Prakash, an Indian-American, is the executive director and co-founder of the Sunrise Movement, which has grown since its founding in 2017 to become one of the largest movements of young people taking action to stop climate change and support the Green New Deal. Already in her time at its helm, she’s led a sit-in at the office of Speaker of the House Nancy Pelosi days after the U.S. 2018 midterm elections, a publicity lightning rod of an event that was joined by then representative elect Alexandria Ocasio-Cortez.
Compounded with all of her prior activism, this event solidified Prakash and the Sunrise Movement as more than a movement but an active watchdog, perhaps more on the democrats than on conservatives, as Prakash saw that many leaders in the liberal party viewed climate change as a politically divisive issue that they were afraid to touch.
That said, she does not view politicians as the enemy. “It is an all-hands-on-deck moment to stop the climate crisis,” Prakash said in a GLF Live on climate justice last year. “Let’s be clear about that: young people cannot do it by ourselves – we definitely need other generations to team up with.”

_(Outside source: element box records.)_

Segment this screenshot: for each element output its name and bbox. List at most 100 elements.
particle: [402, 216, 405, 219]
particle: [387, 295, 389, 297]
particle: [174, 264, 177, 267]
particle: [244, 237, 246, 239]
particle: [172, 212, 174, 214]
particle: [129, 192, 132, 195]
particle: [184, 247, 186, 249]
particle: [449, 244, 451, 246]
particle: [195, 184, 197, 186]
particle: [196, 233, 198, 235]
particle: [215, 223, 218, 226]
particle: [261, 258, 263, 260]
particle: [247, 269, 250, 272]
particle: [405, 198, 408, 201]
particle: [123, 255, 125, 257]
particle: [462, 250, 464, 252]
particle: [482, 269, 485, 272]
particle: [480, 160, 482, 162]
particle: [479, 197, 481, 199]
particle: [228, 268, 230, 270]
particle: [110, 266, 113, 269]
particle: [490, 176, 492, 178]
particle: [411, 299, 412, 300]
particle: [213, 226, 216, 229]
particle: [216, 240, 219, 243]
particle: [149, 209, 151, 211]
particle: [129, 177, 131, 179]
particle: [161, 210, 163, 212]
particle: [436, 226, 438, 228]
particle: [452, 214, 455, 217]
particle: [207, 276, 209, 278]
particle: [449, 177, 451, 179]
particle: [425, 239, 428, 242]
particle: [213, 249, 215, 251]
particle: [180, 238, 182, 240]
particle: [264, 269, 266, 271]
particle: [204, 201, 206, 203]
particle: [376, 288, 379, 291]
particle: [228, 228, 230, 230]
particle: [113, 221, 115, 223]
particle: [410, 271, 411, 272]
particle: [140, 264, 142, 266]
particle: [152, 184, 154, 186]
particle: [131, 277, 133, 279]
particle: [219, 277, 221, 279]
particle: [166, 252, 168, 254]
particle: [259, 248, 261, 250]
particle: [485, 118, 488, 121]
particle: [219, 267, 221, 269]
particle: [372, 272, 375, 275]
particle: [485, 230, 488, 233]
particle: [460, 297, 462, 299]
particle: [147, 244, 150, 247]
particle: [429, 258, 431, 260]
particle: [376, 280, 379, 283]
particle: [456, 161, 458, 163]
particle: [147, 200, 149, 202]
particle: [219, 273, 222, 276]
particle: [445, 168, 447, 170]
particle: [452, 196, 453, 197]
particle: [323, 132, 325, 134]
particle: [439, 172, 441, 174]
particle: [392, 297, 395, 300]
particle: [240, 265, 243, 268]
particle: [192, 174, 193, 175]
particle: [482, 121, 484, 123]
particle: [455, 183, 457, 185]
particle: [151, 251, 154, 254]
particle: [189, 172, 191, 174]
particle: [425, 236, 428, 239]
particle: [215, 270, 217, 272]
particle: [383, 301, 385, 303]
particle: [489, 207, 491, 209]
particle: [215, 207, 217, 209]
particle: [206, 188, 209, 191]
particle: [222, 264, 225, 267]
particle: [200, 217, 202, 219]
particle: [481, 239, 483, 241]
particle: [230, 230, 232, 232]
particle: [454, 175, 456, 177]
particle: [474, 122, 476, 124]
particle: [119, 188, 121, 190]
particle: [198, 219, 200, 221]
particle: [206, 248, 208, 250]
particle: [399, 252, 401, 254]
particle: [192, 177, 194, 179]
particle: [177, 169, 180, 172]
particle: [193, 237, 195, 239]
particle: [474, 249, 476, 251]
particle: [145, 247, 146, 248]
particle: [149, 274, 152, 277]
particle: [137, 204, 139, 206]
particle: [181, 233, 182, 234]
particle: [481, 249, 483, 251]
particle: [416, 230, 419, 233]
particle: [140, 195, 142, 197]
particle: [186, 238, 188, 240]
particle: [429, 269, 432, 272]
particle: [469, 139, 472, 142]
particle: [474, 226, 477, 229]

It even seems a natural progression that she might end up in political office herself. During President Biden’s 2020 campaign, she served on his climate task force alongside Ocasio-Cortez and now special presidential envoy for climate John Kerry, putting together the candidate’s climate agenda. She has described this as a “surreal experience” in the Washington Post magazine, despite being one that toed the conflict-of-interest line with her own organization.
If and when she does land at the top of climate policy, or something of the like, a large part of the change she will decidedly incur is the inclusion of more diverse voices like her own.
“Many of the things that Greta Thunberg has been saying have been said by lots of Indigenous, black and brown leaders, particularly from island nations, for so long,” she said in the GLF Live. “And yet they have not been uplifted in nearly the same way.”
“Those closest to the pain can speak toward the solutions that we need with the greatest clarity. It is absolutely essential that those folks have a place in our movements, otherwise we’re going to have major blind spots.”